La complejidad de la situación
Escuchó el alboroto proveniente del cuarto de baño y se alarmó. Corrió por el pasillo, abrió la puerta, casi sin resuello, y me encontró a mí, con los rulos puestos en medio un caos indescriptible, profiriendo toda clase de insultos contra las multinacionales de la cosmética integral, las cremas depilatorias, las ceras, los biolifting anti-age, los tratamientos varios de celulitis y flacideces, la fangoterapia, el permanentado de pestañas, el dermopulido corporal, los demaquillantes, los piling y la laserterapia antiarrugas, entre otros.
—¡Cielos, Estalinda! ¿Qué estás haciendo? —dijo, sin entender muy bien la complejidad de la situación.

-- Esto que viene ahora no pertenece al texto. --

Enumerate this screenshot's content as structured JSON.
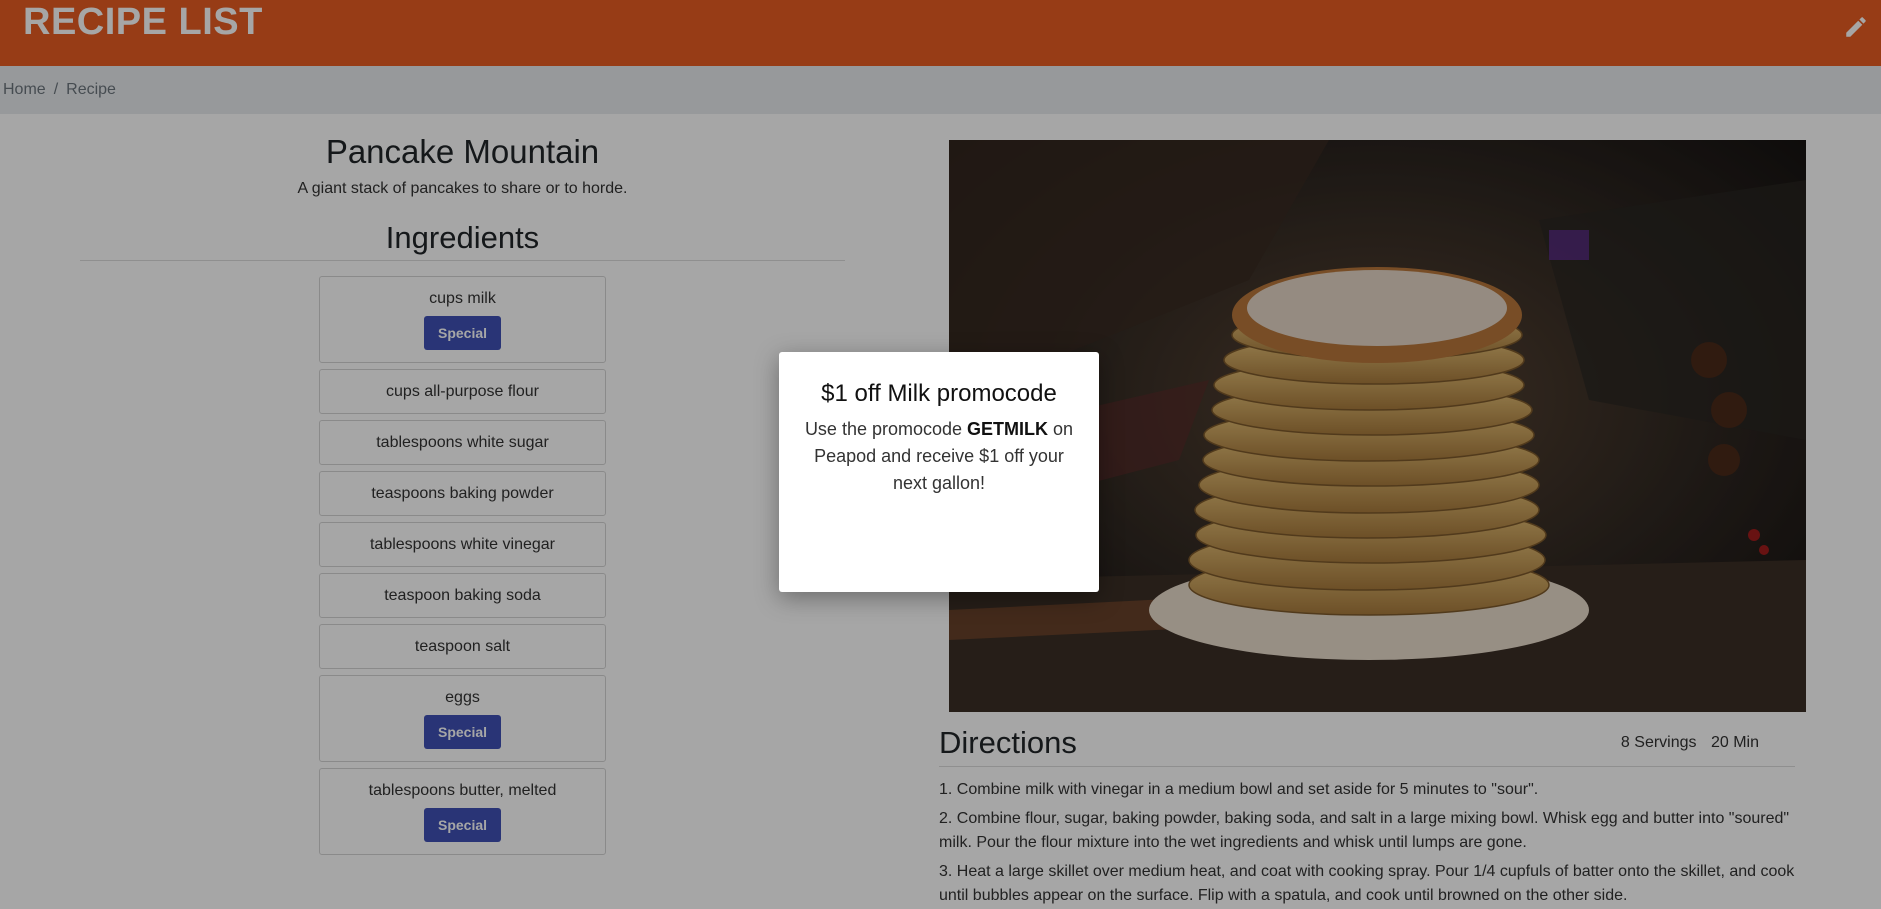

Yo, ni caso. A lo mío. Como una posesa, estampé contra el suelo dos frascos de protector capilar de color rosa que formaron una especie de charco viscoso y gelatinoso de lo peor. A continuación di un salto y saqué de la vitrina todas las cremas hidratantes y un pote de considerables dimensiones de colágeno regenerativo, que me había costado una fortuna, y los lancé con una energía incontenible contra el fondo de la bañera exenta, que hasta yo misma me quedé impresionada. ¡Já, la beñera exenta! Déjame que me ría. También me costó un riñón, pensando que me daría diarios, prolongados y reconfortantes baños con leche de burra, como Cleopatra y he terminado usándola como piedra de lavar.

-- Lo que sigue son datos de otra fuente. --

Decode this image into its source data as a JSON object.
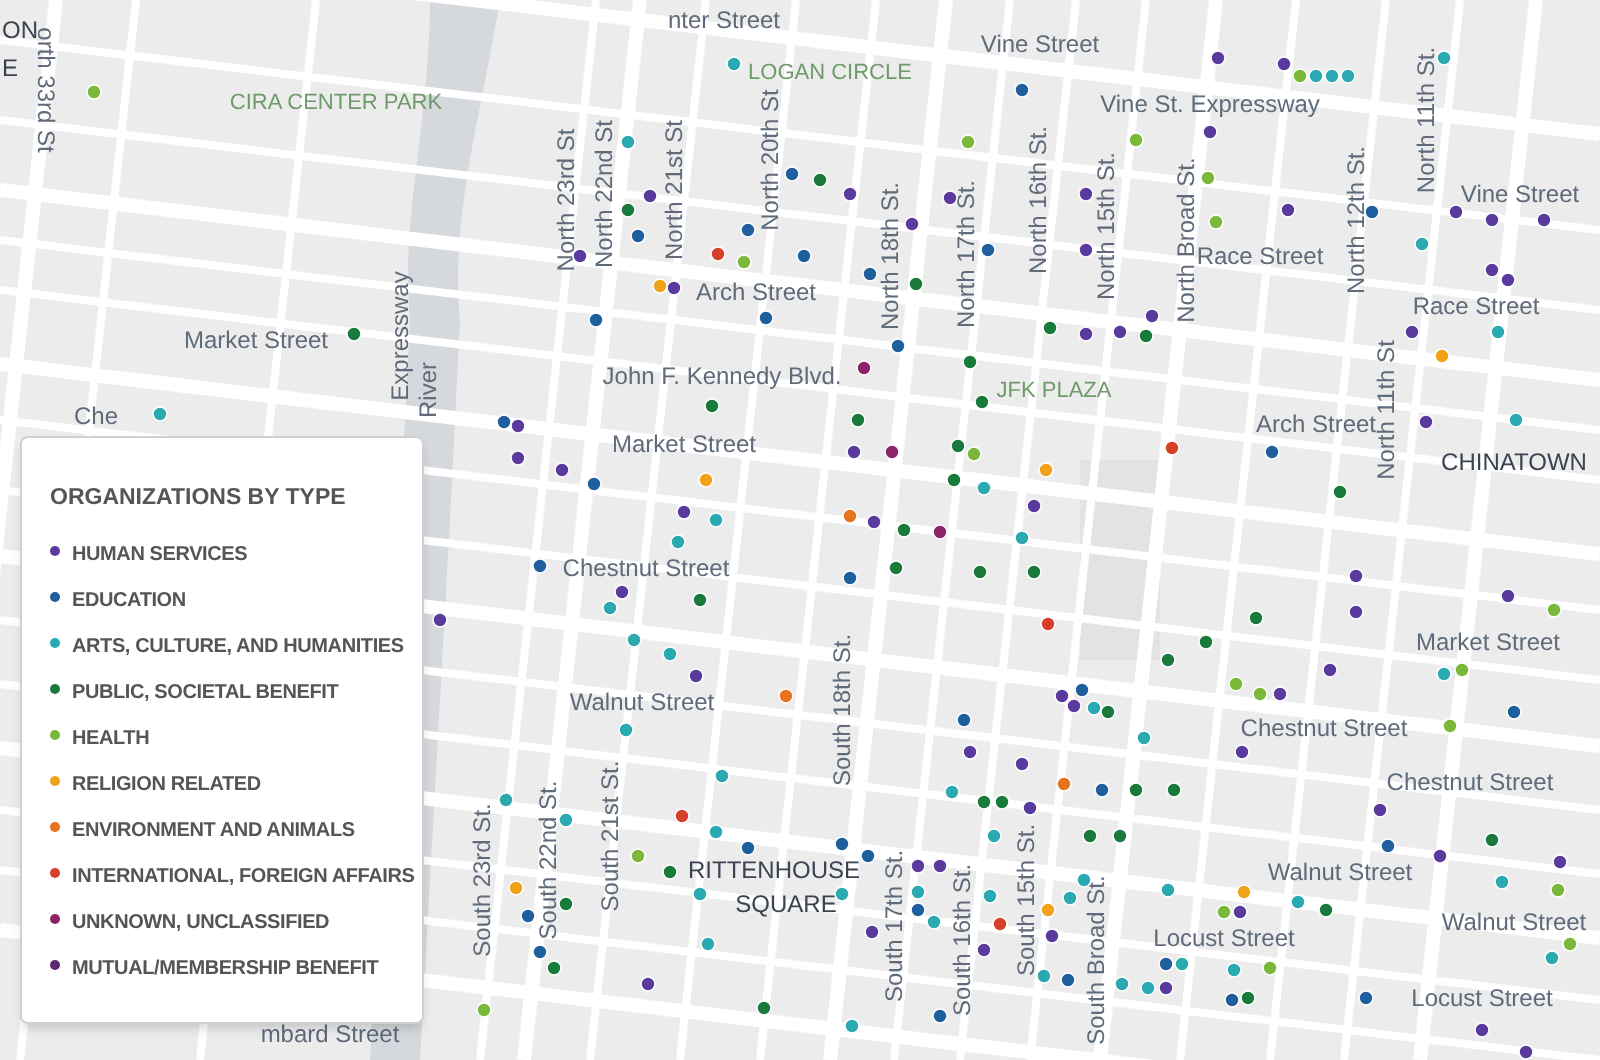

Antes de que él pudiera reaccionar (hipótesis bastante improbable), vacié en la taza del retrete un kit completo de geles exfoliantes, dos tubos de crema antiarrugas con bífidos hidroactivos, siete bolsitas de tinte, dos de henna y varias cajas de restauradores estructurantes y potes de champú de aloe vera revitalizantes de cabellos a punto de languidecer. Arreciaron los gritos contra el sistema, la sociedad patriarcal homófoba y el statu quo. Entonces, creo que empezó a darse cuenta de las dimensiones de la catástrofe.
Intentó, en vano, hacer llamadas a la calma y a la reflexión. Inútil, chaval, ¿con quién crees que estás hablando? Tuvo que ponerse a cubierto, porque sobre su cabeza volaron varios tarros de crema demaquillante, seguidos de otros tantos ralentizadores de la síntesis lípica, un frasco de micromasaje de Helena Rubistein, que parecía un auténtico obús, y otro de mascarillas lenitivas y de sueros para la piel. Dio entonces la impresión de que el combate había terminado, pero no. Faltaba la traca final. En distintas direcciones del cuarto de baño, volaron colonias, perfumes, lápices de labios, lacas y desodorantes dry.

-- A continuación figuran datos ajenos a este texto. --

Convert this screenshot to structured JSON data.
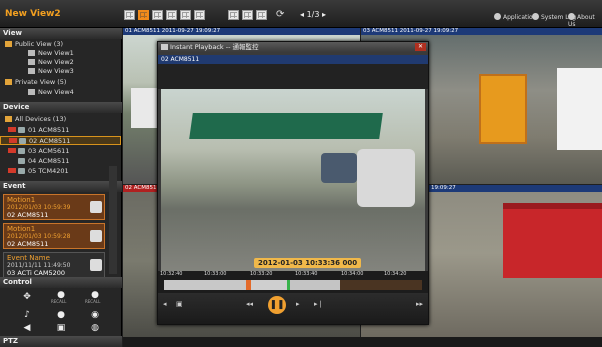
{
  "app": {
    "title": "New View2"
  },
  "top": {
    "pager": "1/3",
    "links": [
      "Application",
      "System Log",
      "About Us"
    ]
  },
  "left": {
    "view_header": "View",
    "view_tree": [
      {
        "label": "Public View (3)",
        "type": "folder"
      },
      {
        "label": "New View1",
        "type": "view"
      },
      {
        "label": "New View2",
        "type": "view"
      },
      {
        "label": "New View3",
        "type": "view"
      },
      {
        "label": "Private View (5)",
        "type": "folder"
      },
      {
        "label": "New View4",
        "type": "view"
      }
    ],
    "device_header": "Device",
    "device_tree": [
      {
        "label": "All Devices (13)",
        "type": "folder"
      },
      {
        "label": "01  ACM8511",
        "type": "cam"
      },
      {
        "label": "02  ACM8511",
        "type": "cam",
        "selected": true
      },
      {
        "label": "03  ACM5611",
        "type": "cam"
      },
      {
        "label": "04  ACM8511",
        "type": "cam"
      },
      {
        "label": "05  TCM4201",
        "type": "cam"
      }
    ],
    "event_header": "Event",
    "events": [
      {
        "name": "Motion1",
        "time": "2012/01/03 10:59:39",
        "device": "02 ACM8511"
      },
      {
        "name": "Motion1",
        "time": "2012/01/03 10:59:28",
        "device": "02 ACM8511"
      },
      {
        "name": "Event Name",
        "time": "2011/11/11 11:49:50",
        "device": "03 ACTi CAM5200"
      }
    ],
    "control_header": "Control",
    "control_captions": [
      "RECALL",
      "RECALL"
    ],
    "ptz_header": "PTZ"
  },
  "tiles": [
    {
      "title": "01 ACM8511  2011-09-27  19:09:27"
    },
    {
      "title": "03 ACM8511  2011-09-27  19:09:27"
    },
    {
      "title": "02 ACM8511"
    },
    {
      "title": "19:09:27"
    }
  ],
  "playback": {
    "title": "Instant Playback -- 通報監控",
    "camera": "02 ACM8511",
    "timestamp": "2012-01-03 10:33:36 000",
    "ticks": [
      "10:32:40",
      "10:33:00",
      "10:33:20",
      "10:33:40",
      "10:34:00",
      "10:34:20"
    ]
  },
  "colors": {
    "accent": "#f08a1a",
    "title_bar": "#1d3a78",
    "alarm_bar": "#b02020"
  }
}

Hubo un silencio que se prolongó más de lo necesario. Entonces me dirigí, como si no hubiera pasado nada, al lavabo. Fundé los brazos a ambos lados del mueble, mire mi aspecto general en el espejo y, con esa gracia que Dios me ha dado, me saqué los rulos que aún me quedaban en la cabeza. Me dirigí hacia el rincón donde él se había refugiado y los fui dejando caer, con el brazo extendido, uno tras otro, suavemente, delante de sus narices.
—¡Se acabó! —le dije—, ¡que se los ponga tu madre! —y salí del cuarto de baño dándome tono y con un contoneo insufrible. Él no supo qué responder. Permaneció agachado detrás del tocador, sorprendido y sólo acertó a musitar:
—¡Genial, Estalinda, genial! Ese último gesto me ha parecido, ciertamente, genial. Ni la Rita Hayworth en la escena de los guantes —pero me hice la que no oía porque ya estaba yo saliendo triunfal de aquel pandemónium.